ExPUNations: Augmenting Puns with Keywords and Explanations
This work addresses the problem of enhancing AI's ability to handle humor, specifically puns, for natural language processing applications, though it is incremental as it builds on existing datasets and tasks.
The authors tackled the challenge of humor understanding and generation by creating the ExPUNations dataset, which augments puns with crowdsourced keywords, explanations, and funniness ratings, and showed that these annotations improve humor classifier accuracy and robustness and aid in generating better humorous texts in human evaluations.

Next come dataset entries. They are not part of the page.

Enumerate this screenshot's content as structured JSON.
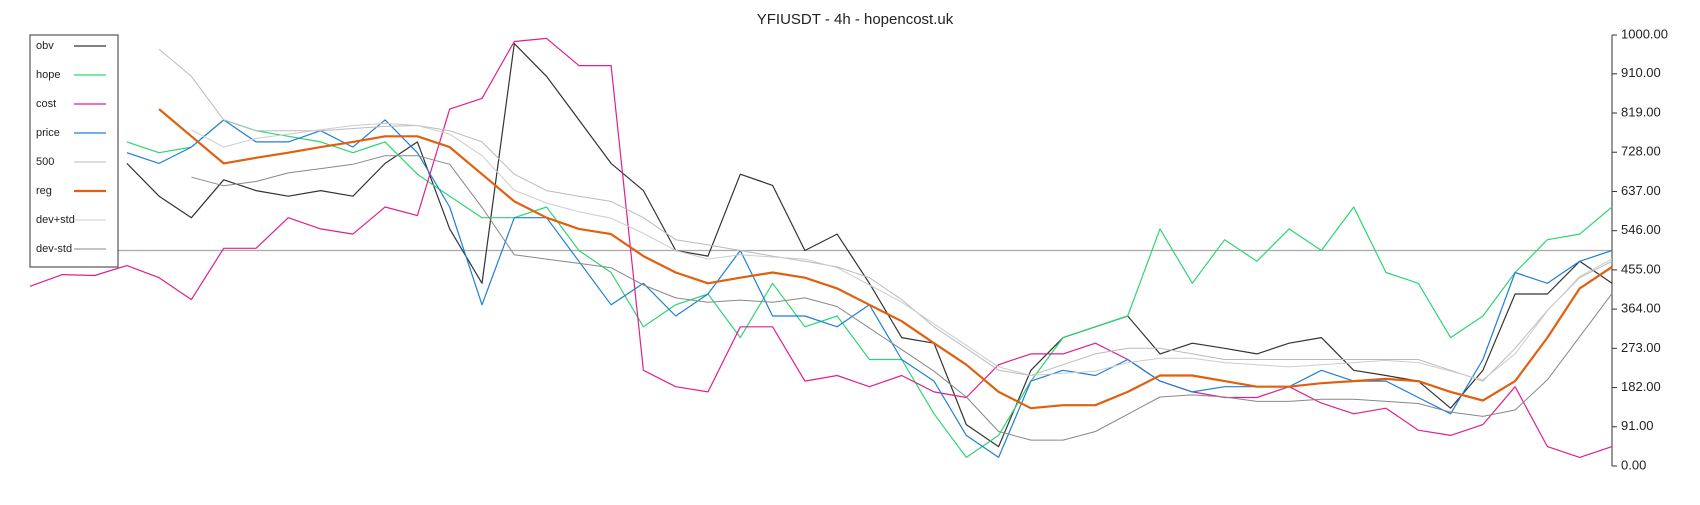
{
  "chart_data": {
    "type": "line",
    "title": "YFIUSDT - 4h - hopencost.uk",
    "ylim": [
      0,
      1000
    ],
    "yticks": [
      {
        "value": 0,
        "label": "0.00"
      },
      {
        "value": 91,
        "label": "91.00"
      },
      {
        "value": 182,
        "label": "182.00"
      },
      {
        "value": 273,
        "label": "273.00"
      },
      {
        "value": 364,
        "label": "364.00"
      },
      {
        "value": 455,
        "label": "455.00"
      },
      {
        "value": 546,
        "label": "546.00"
      },
      {
        "value": 637,
        "label": "637.00"
      },
      {
        "value": 728,
        "label": "728.00"
      },
      {
        "value": 819,
        "label": "819.00"
      },
      {
        "value": 910,
        "label": "910.00"
      },
      {
        "value": 1000,
        "label": "1000.00"
      }
    ],
    "hline": 500,
    "legend": "upper left",
    "series": [
      {
        "name": "obv",
        "color": "#333333",
        "width": 1.2,
        "values": [
          null,
          null,
          null,
          702,
          626,
          576,
          664,
          639,
          626,
          639,
          626,
          702,
          752,
          550,
          424,
          980,
          904,
          803,
          702,
          639,
          500,
          487,
          677,
          651,
          500,
          538,
          424,
          298,
          285,
          96,
          45,
          222,
          298,
          323,
          348,
          260,
          285,
          273,
          260,
          285,
          298,
          222,
          210,
          197,
          134,
          222,
          399,
          399,
          475,
          424
        ]
      },
      {
        "name": "hope",
        "color": "#2ed573",
        "width": 1.2,
        "values": [
          null,
          null,
          null,
          752,
          727,
          740,
          803,
          778,
          765,
          752,
          727,
          752,
          677,
          626,
          576,
          576,
          601,
          500,
          449,
          323,
          374,
          399,
          298,
          424,
          323,
          348,
          247,
          247,
          121,
          20,
          71,
          197,
          298,
          323,
          348,
          550,
          424,
          525,
          475,
          550,
          500,
          601,
          449,
          424,
          298,
          348,
          449,
          525,
          538,
          601
        ]
      },
      {
        "name": "cost",
        "color": "#e0208a",
        "width": 1.2,
        "values": [
          417,
          444,
          442,
          465,
          437,
          386,
          505,
          505,
          576,
          550,
          538,
          601,
          581,
          828,
          853,
          985,
          992,
          929,
          929,
          222,
          184,
          172,
          323,
          323,
          197,
          210,
          184,
          210,
          172,
          159,
          235,
          260,
          260,
          285,
          247,
          197,
          172,
          159,
          159,
          184,
          146,
          121,
          134,
          83,
          71,
          96,
          184,
          45,
          20,
          45
        ]
      },
      {
        "name": "price",
        "color": "#1f7fd8",
        "width": 1.2,
        "values": [
          null,
          null,
          null,
          727,
          702,
          740,
          803,
          752,
          752,
          778,
          740,
          803,
          727,
          601,
          374,
          576,
          576,
          475,
          374,
          424,
          348,
          399,
          500,
          348,
          348,
          323,
          374,
          247,
          197,
          71,
          20,
          197,
          222,
          210,
          247,
          197,
          172,
          184,
          184,
          184,
          222,
          197,
          197,
          159,
          121,
          247,
          449,
          424,
          475,
          500
        ]
      },
      {
        "name": "500",
        "color": "#bbbbbb",
        "width": 1,
        "values": [
          null,
          null,
          null,
          null,
          967,
          904,
          803,
          778,
          778,
          778,
          783,
          788,
          790,
          778,
          752,
          677,
          639,
          626,
          614,
          576,
          525,
          513,
          500,
          487,
          475,
          462,
          437,
          386,
          323,
          273,
          222,
          210,
          235,
          260,
          273,
          273,
          260,
          247,
          247,
          247,
          247,
          247,
          247,
          247,
          222,
          197,
          273,
          361,
          437,
          475
        ]
      },
      {
        "name": "reg",
        "color": "#e0600f",
        "width": 2.2,
        "values": [
          null,
          null,
          null,
          null,
          828,
          765,
          702,
          715,
          727,
          740,
          752,
          765,
          765,
          740,
          677,
          614,
          576,
          550,
          538,
          487,
          449,
          424,
          437,
          449,
          437,
          412,
          374,
          336,
          285,
          235,
          172,
          134,
          141,
          141,
          172,
          210,
          210,
          197,
          184,
          184,
          192,
          197,
          202,
          197,
          172,
          152,
          197,
          298,
          412,
          462
        ]
      },
      {
        "name": "dev+std",
        "color": "#cccccc",
        "width": 1,
        "values": [
          null,
          null,
          null,
          null,
          null,
          780,
          740,
          760,
          770,
          780,
          790,
          795,
          790,
          770,
          720,
          640,
          610,
          590,
          575,
          540,
          500,
          480,
          490,
          485,
          480,
          460,
          420,
          380,
          330,
          280,
          230,
          210,
          215,
          220,
          240,
          250,
          250,
          240,
          235,
          230,
          235,
          240,
          245,
          240,
          220,
          200,
          260,
          360,
          440,
          480
        ]
      },
      {
        "name": "dev-std",
        "color": "#888888",
        "width": 1,
        "values": [
          null,
          null,
          null,
          null,
          null,
          670,
          650,
          660,
          680,
          690,
          700,
          720,
          720,
          700,
          600,
          490,
          480,
          470,
          460,
          420,
          390,
          380,
          385,
          380,
          390,
          370,
          320,
          270,
          220,
          160,
          80,
          60,
          60,
          80,
          120,
          160,
          165,
          160,
          150,
          150,
          155,
          155,
          150,
          145,
          125,
          115,
          130,
          200,
          300,
          400
        ]
      }
    ]
  }
}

The tasks of humor understanding and generation are challenging and subjective even for humans, requiring commonsense and real-world knowledge to master. Puns, in particular, add the challenge of fusing that knowledge with the ability to interpret lexical-semantic ambiguity. In this paper, we present the ExPUNations (ExPUN) dataset, in which we augment an existing dataset of puns with detailed crowdsourced annotations of keywords denoting the most distinctive words that make the text funny, pun explanations describing why the text is funny, and fine-grained funniness ratings. This is the first humor dataset with such extensive and fine-grained annotations specifically for puns. Based on these annotations, we propose two tasks: explanation generation to aid with pun classification and keyword-conditioned pun generation, to challenge the current state-of-the-art natural language understanding and generation models' ability to understand and generate humor. We showcase that the annotated keywords we collect are helpful for generating better novel humorous texts in human evaluation, and that our natural language explanations can be leveraged to improve both the accuracy and robustness of humor classifiers.